Nonostante a questo proposito siano previste agevolazioni per tante categorie di soggetti, tra cui le persone diversamente abili in base alla legge 104/92 oppure magari i contribuenti più anziani, si sono verificate situazioni di sofferenza finanziaria delle famiglie e in alcuni casi di vera e propria estrema difficoltà nel periodico pagamento del mutuo. Da qui, la considerazione da parte delle autorità statali e bancarie di venire incontro a queste problematiche.

Difatti, vi sono novità nel 2020 per il mutuo destinato all’acquisto prima casa, che andranno a favorire quei nuclei familiari che finora hanno dovuto affrontare sacrifici, anche economici, per pagarne le rate mensili. Andiamo quindi a vedere in cosa consistono tali novità e cosa prevedono in particolare le norme emanate dal governo attraverso il cosiddetto Decreto Fiscale 2020.

Cosa succede a coloro in difficoltà nel pagamento del mutuo

sospensione del pignoramento

La principale novità di quest’anno per quelle persone o famiglie che stanno pagando le rate di un mutuo per l’acquisto della prima casa è la sospensione del pignoramento della stessa, in caso di difficoltà finanziaria. Difatti, nel momento in cui vi siano le condizioni che potrebbero far avviare l’iter di vendita all’asta dell’immobile, è possibile adesso rinegoziare il mutuo stesso, sempre che l’abitazione sia quella principale dove si risiede generalmente.

Un’opportunità di rinegoziazione che non può essere invece richiesta per i mutui contratti per acquistare seconde o terze case. Tale procedura riguarda quei pignoramenti attivati tra il 1° Gennaio 2010 ed il 30 Giugno 2019. Così come in altre circostanze, anche in questo caso d’altronde bisogna essere in possesso di requisiti specifici per poter domandare l’attivazione di tale rinegoziazione del mutuo ed evitare pertanto il pignoramento della casa.

Requisiti necessari per usufruire della rinegoziazione del finanziamento

Andiamo a vedere adesso le condizioni che devono essere soddisfatte per accedere a tale procedura, sia per quanto riguarda il soggetto debitore che l’immobile:

  • La casa in questione deve essere stata acquistata naturalmente attraverso mutuo finanziario e, inoltre, deve essere anche la residenza del debitore.
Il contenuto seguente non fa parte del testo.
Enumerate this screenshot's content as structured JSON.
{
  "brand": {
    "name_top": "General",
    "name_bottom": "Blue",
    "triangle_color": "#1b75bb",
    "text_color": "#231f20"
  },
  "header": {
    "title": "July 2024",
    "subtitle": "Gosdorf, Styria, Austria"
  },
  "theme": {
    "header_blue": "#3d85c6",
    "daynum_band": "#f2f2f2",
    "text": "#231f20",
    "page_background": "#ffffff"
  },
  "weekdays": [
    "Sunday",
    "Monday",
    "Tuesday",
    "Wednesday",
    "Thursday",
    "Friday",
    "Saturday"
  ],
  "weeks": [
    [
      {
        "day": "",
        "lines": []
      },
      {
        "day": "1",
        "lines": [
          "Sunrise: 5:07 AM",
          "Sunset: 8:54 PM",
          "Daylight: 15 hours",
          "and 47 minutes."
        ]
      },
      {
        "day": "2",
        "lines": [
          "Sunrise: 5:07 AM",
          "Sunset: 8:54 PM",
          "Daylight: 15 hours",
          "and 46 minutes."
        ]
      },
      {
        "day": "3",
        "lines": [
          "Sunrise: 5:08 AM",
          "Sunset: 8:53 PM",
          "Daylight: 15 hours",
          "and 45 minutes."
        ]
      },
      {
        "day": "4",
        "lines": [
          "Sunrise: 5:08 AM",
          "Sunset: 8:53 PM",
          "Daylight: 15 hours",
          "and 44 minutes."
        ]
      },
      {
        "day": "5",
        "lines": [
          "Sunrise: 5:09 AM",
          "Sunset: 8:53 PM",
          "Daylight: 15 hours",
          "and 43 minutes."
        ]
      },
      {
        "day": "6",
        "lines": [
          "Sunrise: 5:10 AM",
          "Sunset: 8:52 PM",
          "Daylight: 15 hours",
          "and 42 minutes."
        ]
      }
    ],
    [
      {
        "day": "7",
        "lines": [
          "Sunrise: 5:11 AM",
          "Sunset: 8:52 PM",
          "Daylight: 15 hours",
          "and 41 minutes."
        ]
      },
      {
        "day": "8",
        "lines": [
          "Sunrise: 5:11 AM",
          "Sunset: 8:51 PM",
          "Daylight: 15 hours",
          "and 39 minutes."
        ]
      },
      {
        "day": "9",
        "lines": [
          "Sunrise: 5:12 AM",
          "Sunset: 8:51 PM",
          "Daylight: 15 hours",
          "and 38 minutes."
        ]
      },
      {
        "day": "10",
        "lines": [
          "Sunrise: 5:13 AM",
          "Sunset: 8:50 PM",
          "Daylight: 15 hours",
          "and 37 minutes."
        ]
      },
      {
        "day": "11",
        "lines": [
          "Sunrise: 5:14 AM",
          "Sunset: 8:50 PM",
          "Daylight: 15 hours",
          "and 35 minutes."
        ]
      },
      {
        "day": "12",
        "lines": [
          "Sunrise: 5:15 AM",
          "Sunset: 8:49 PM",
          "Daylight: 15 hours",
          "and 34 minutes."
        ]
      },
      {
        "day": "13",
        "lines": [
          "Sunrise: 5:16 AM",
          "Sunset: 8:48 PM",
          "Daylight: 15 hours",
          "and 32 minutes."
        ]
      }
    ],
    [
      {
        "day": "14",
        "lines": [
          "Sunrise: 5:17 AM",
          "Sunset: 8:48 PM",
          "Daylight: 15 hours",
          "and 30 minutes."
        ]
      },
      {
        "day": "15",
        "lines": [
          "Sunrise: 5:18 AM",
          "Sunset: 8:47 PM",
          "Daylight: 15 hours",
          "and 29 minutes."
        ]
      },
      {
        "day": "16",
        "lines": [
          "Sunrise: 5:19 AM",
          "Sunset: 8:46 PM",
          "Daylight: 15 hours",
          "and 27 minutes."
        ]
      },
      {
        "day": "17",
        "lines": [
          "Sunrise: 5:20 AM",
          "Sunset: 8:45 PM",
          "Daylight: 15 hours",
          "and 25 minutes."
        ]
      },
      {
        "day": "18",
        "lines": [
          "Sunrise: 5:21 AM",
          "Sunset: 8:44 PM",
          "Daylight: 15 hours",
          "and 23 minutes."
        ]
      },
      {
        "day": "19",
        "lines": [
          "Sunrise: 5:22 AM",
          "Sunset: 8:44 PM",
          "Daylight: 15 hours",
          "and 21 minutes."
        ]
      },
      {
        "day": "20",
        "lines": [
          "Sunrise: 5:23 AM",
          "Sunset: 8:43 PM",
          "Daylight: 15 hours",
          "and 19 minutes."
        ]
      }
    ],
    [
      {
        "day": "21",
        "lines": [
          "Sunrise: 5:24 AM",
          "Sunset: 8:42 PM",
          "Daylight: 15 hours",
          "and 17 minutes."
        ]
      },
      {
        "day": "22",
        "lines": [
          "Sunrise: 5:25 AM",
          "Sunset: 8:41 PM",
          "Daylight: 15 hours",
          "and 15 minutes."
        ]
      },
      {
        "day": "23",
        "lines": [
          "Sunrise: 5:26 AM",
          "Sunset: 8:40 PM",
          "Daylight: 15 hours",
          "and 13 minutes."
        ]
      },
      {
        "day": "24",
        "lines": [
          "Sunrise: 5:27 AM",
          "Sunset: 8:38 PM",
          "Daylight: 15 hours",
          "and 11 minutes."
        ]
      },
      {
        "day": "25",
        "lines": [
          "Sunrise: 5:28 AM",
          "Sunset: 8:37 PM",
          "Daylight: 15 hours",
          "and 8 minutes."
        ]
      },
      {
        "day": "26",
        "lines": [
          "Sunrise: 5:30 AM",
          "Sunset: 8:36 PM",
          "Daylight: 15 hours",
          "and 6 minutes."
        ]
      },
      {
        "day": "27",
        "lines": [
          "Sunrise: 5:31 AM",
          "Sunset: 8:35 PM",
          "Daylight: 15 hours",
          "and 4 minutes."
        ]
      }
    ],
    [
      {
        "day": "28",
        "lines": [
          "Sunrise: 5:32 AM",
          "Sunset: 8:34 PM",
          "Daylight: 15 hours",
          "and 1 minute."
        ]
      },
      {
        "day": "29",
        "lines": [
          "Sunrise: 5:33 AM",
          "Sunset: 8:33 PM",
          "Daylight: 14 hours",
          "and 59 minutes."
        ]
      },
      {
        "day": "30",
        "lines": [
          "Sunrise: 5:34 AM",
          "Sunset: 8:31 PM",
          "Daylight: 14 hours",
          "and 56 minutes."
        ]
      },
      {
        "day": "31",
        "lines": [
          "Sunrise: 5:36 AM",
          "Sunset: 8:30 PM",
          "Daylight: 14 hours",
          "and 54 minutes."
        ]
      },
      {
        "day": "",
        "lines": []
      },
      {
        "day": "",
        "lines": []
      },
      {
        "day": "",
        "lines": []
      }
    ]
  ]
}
Infatti, come detto, se ciò non fosse, allora lo stop al pignoramento non potrà avvenire per seconde o terze abitazioni;
  • Il creditore deve essere un istituto bancario ed a cui deve essere stato rimborsato almeno il 10% del finanziamento precedentemente erogato alla persona al momento debitrice.

Come effettuare tale richiesta

Quei soggetti che presentano i requisiti accennati possono domandare la rinegoziazione del mutuo entro il 31 Dicembre 2021 e per una somma che non superi i 250.000 Euro. Una cifra, che non può essere inferiore al debito complessivo residuo a cui si aggiungono gli interessi. Una volta che sia stato confermato l’avvio di questa procedura, il saldo del finanziamento appena rinegoziato dovrà essere restituito entro 30 anni e non oltre gli 80 anni del soggetto debitore richiedente.

Ipotesi in cui la richiesta venga respinta

Nella circostanza in cui la domanda di rinegoziazione non venga accolta, il debitore potrà rivolgersi anche ad un parente (fino al terzo grado), che possegga i requisiti richiesti, a cui far ripresentare la domanda. Nell’ipotesi che quest’ultima venisse accettata, il parente diverrebbe il proprietario dell’immobile in questione, ma con la possibilità che il debitore originario vi possa abitare per cinque anni.

Trascorso tale periodo di tempo, se quest’ultimo è riuscito a rimborsare il denaro al parente, egli potrà riottenere l’abitazione e riaccollarsi il residuo del mutuo, sempre che, naturalmente, abbia il consenso dell’istituto bancario. Una procedura, come si può notare, che permette una certa flessibilità tra le parti in causa e al debitore di poter riavere indietro la casa o, perlomeno, di abitarvi per cinque anni, in attesa che la sua situazione finanziaria migliori.